Mocny akord na zakończenie roku szkolnego. W ramach cyklu “Małe Ojczyzny” II program TV emituje audycję - reportaż pt. “Uśmiechnij się - jesteś wśród przyjaciół” z moim udziałem i Zygmunta Wydrycha, który jest przedstawiony jako szkolny woźny /co nie pokrywa się z prawdą/, nadworny malarz i dekorator /zupełnie trafna ocena/.. To piękny program o ludzkich pasjach, przyjaźni, miłości do dzieci i miasta. Ucieszyłem się, że w kategoriach psychologicznych i społecznych telewizyjni dziennikarze dojrzeli wartości bezcenne w kontaktach międzyludzkich, że znależli złoty środek dla proporcji i odrębności zasług, że nie spłycili założeń przekazu, że ciepło i prawdziwie odmalowali obraz Małej Szkolnej Ojczyzny w pełnym jej kolorycie, w pełnym rozkwicie.Dzieło wzruszające i piękne.
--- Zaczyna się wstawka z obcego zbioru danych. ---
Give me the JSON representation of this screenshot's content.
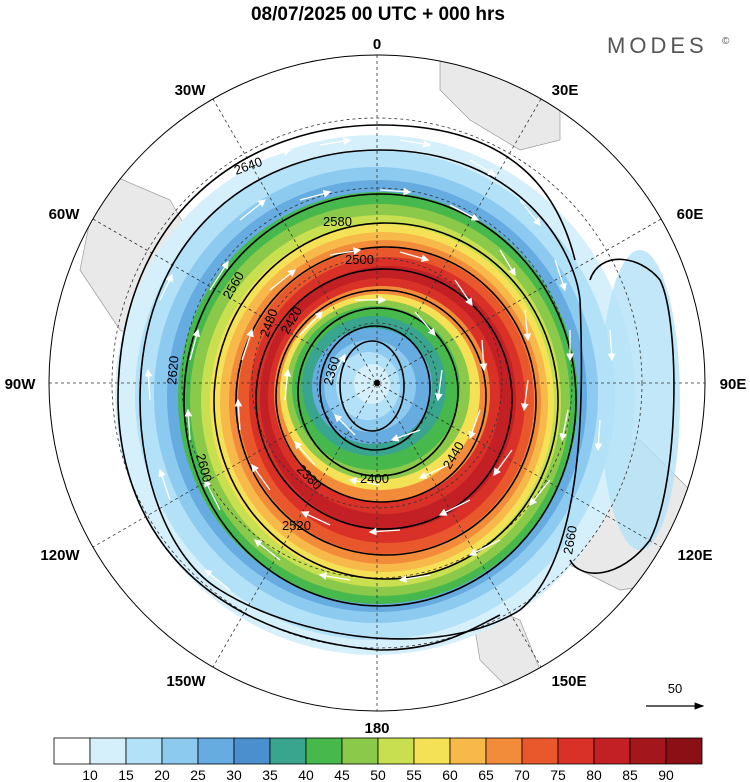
{
  "title": "08/07/2025  00 UTC  + 000 hrs",
  "brand": "MODES",
  "brand_mark": "©",
  "longitude_labels": [
    {
      "text": "0",
      "angle": 0
    },
    {
      "text": "30E",
      "angle": 30
    },
    {
      "text": "60E",
      "angle": 60
    },
    {
      "text": "90E",
      "angle": 90
    },
    {
      "text": "120E",
      "angle": 120
    },
    {
      "text": "150E",
      "angle": 150
    },
    {
      "text": "180",
      "angle": 180
    },
    {
      "text": "150W",
      "angle": 210
    },
    {
      "text": "120W",
      "angle": 240
    },
    {
      "text": "90W",
      "angle": 270
    },
    {
      "text": "60W",
      "angle": 300
    },
    {
      "text": "30W",
      "angle": 330
    }
  ],
  "contour_labels": [
    "2360",
    "2380",
    "2400",
    "2420",
    "2440",
    "2480",
    "2500",
    "2520",
    "2560",
    "2580",
    "2600",
    "2620",
    "2640",
    "2660"
  ],
  "reference_vector": "50",
  "colorbar": {
    "ticks": [
      "10",
      "15",
      "20",
      "25",
      "30",
      "35",
      "40",
      "45",
      "50",
      "55",
      "60",
      "65",
      "70",
      "75",
      "80",
      "85",
      "90"
    ],
    "colors": [
      "#ffffff",
      "#d6f0fb",
      "#b3e1f7",
      "#8ccaf0",
      "#66ace0",
      "#4b8fcf",
      "#3aa58f",
      "#47b84b",
      "#8bc94a",
      "#c8df50",
      "#f5e156",
      "#f7b94a",
      "#f38c3a",
      "#e8582c",
      "#d93127",
      "#c22024",
      "#a3161c",
      "#8a1016"
    ]
  }
}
Szczerze gratuluję twórcom audycji, którą mogła oglądać cała Polska.

30 czerwca

Miasto Mozyr na Białorusi nawiązało kontakty z Bolesławcem i podpisało porozumienie o współpracy. Naszą szkołę czeka współdziałanie i wymiana doświadczeń w zakresie edukacji internacjonalistycznej z jedną ze szkół z myślą o zaprzyjażnieniu się głównie młodych ludzi. Mamy w tym zakresie bogate doświadczenie, czekamy zatem na oferty. Ale to juz zadanie do realizacji w nowym roku szkolnym.